Apparently, though, the age of those fit to weigh in and be taken seriously on the presidential election has dipped slightly in the Age of Obama, which is unsurprising given the constant childlike repetition of gaga like "hope" and "change" that my FDH Lounge colleague Tony Mazur regularly and correctly ridicules as meaningless. Now this woefully oblivious soul proudly belches to the world the alleged wit and wisdom of his 11-year old, who in a bit of political analysis that will doubtlessly be quoted throughout the ages pronounced John McCain a meanie for running negative ads during the Olympics.

Now, given what I wrote about the state of American politics above, I actually agree with this emotion-over-intellect "proud father" in the sense that McCain probably was a bit tone-deaf in his choice about what kind of ads to run when. But this is because of the Sesame Street mentality of our country in which a "Sunshine, Trees and Flowers" candidate like Happy Barry O should be allowed to propagate his image without a counter-narrative.

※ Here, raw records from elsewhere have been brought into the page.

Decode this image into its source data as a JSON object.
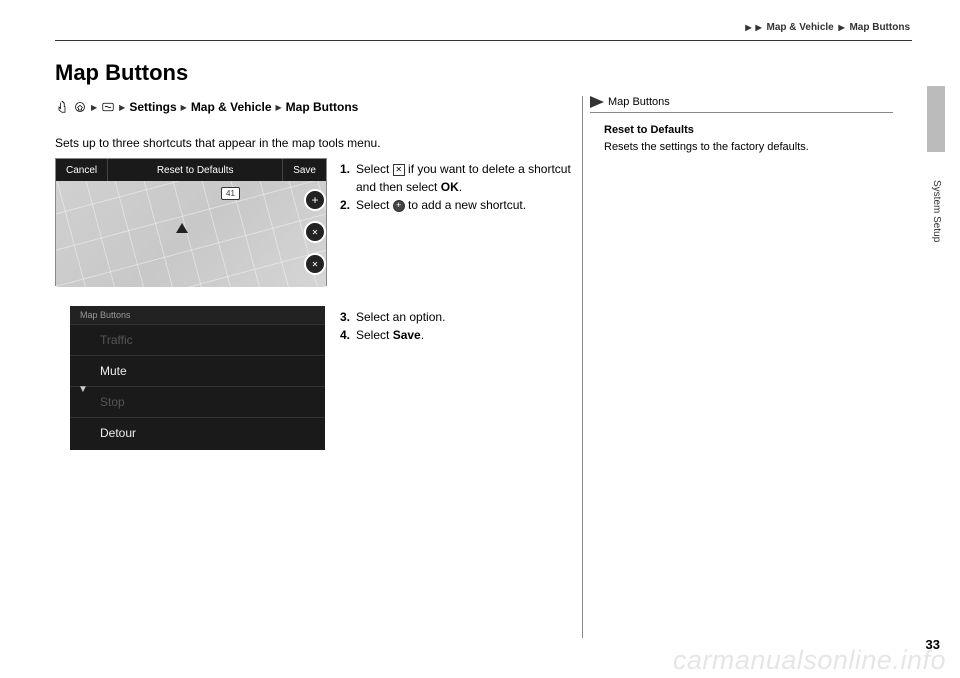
{
  "breadcrumb_top": {
    "level1": "Map & Vehicle",
    "level2": "Map Buttons"
  },
  "page_title": "Map Buttons",
  "path": {
    "settings": "Settings",
    "mv": "Map & Vehicle",
    "mb": "Map Buttons"
  },
  "intro": "Sets up to three shortcuts that appear in the map tools menu.",
  "shot1": {
    "cancel": "Cancel",
    "reset": "Reset to Defaults",
    "save": "Save",
    "badge": "41"
  },
  "shot2": {
    "header": "Map Buttons",
    "r1": "Traffic",
    "r2": "Mute",
    "r3": "Stop",
    "r4": "Detour"
  },
  "steps": {
    "s1_num": "1.",
    "s1_a": "Select ",
    "s1_b": " if you want to delete a shortcut and then select ",
    "s1_c": "OK",
    "s1_d": ".",
    "s2_num": "2.",
    "s2_a": "Select ",
    "s2_b": " to add a new shortcut.",
    "s3_num": "3.",
    "s3_a": "Select an option.",
    "s4_num": "4.",
    "s4_a": "Select ",
    "s4_b": "Save",
    "s4_c": "."
  },
  "sidebar": {
    "head": "Map Buttons",
    "t1": "Reset to Defaults",
    "t2": "Resets the settings to the factory defaults."
  },
  "section_label": "System Setup",
  "page_number": "33",
  "watermark": "carmanualsonline.info"
}
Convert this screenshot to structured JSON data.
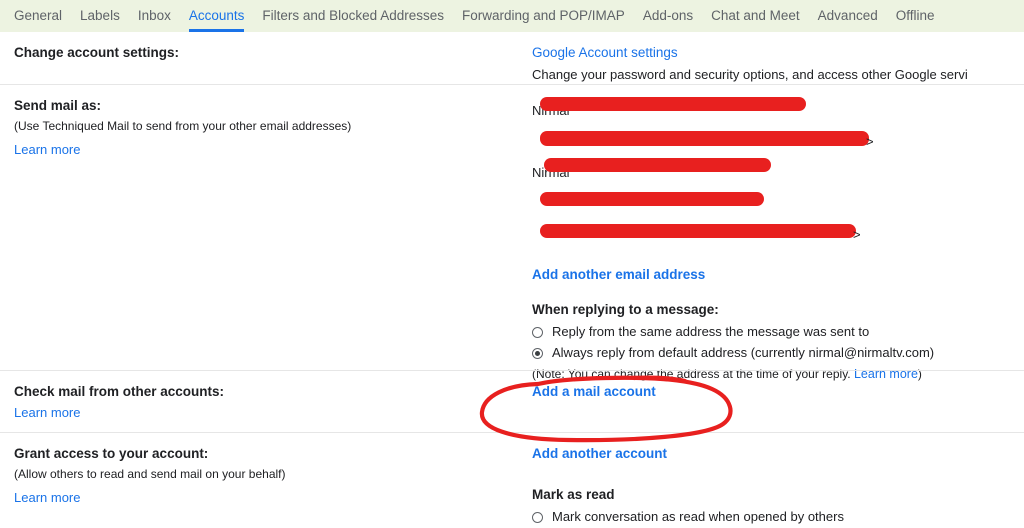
{
  "tabs": [
    {
      "label": "General",
      "active": false
    },
    {
      "label": "Labels",
      "active": false
    },
    {
      "label": "Inbox",
      "active": false
    },
    {
      "label": "Accounts",
      "active": true
    },
    {
      "label": "Filters and Blocked Addresses",
      "active": false
    },
    {
      "label": "Forwarding and POP/IMAP",
      "active": false
    },
    {
      "label": "Add-ons",
      "active": false
    },
    {
      "label": "Chat and Meet",
      "active": false
    },
    {
      "label": "Advanced",
      "active": false
    },
    {
      "label": "Offline",
      "active": false
    }
  ],
  "change_account": {
    "label": "Change account settings:",
    "link": "Google Account settings",
    "description": "Change your password and security options, and access other Google servi"
  },
  "send_mail_as": {
    "label": "Send mail as:",
    "sub": "(Use Techniqued Mail to send from your other email addresses)",
    "learn_more": "Learn more",
    "addresses": [
      {
        "visible_text": "Nirmal",
        "redacted": true
      },
      {
        "visible_text": "",
        "redacted": true
      },
      {
        "visible_text": "Nirmal",
        "redacted": true
      },
      {
        "visible_text": "",
        "redacted": true
      },
      {
        "visible_text": "",
        "redacted": true
      }
    ],
    "add_link": "Add another email address",
    "reply_group_title": "When replying to a message:",
    "reply_options": [
      {
        "label": "Reply from the same address the message was sent to",
        "checked": false
      },
      {
        "label": "Always reply from default address (currently nirmal@nirmaltv.com)",
        "checked": true
      }
    ],
    "note_prefix": "(Note: You can change the address at the time of your reply. ",
    "note_link": "Learn more",
    "note_suffix": ")"
  },
  "check_mail": {
    "label": "Check mail from other accounts:",
    "learn_more": "Learn more",
    "add_link": "Add a mail account"
  },
  "grant_access": {
    "label": "Grant access to your account:",
    "sub": "(Allow others to read and send mail on your behalf)",
    "learn_more": "Learn more",
    "add_link": "Add another account",
    "mark_as_read_title": "Mark as read",
    "mark_as_read_option": "Mark conversation as read when opened by others"
  },
  "annotation": {
    "color": "#e8201f",
    "shape": "hand-drawn-ellipse",
    "targets": "Add a mail account"
  },
  "colors": {
    "accent": "#1a73e8",
    "tabbar_bg": "#edf3e1",
    "redaction": "#e8201f",
    "text": "#202124"
  }
}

As I've repeatedly said previously here, McCain has to be very careful and not use the "kitchen sink" but rather a stiletto in making his attacks because of the the degradation of our national capacity to do anything other than think and feel. In other words, it's a sad reality, but attacks on Obama during Olympic commercial breaks will backfire because they will make kiddies cry.

God help us all.

1 comment:

Jacob Rosen said...

There are many informed, passionate, young liberals out there in this country. I consider myself one of them, and I have met a large group of others on a "conservative" campus at the University of Dayton. I think you insult all of us who hope for better conditions for the lower classes of this country. The "Grumpy Old Party" has become the party of the rich, and wealthy in the United States, and soon-to-be 72 year-old McCain is their new figure head.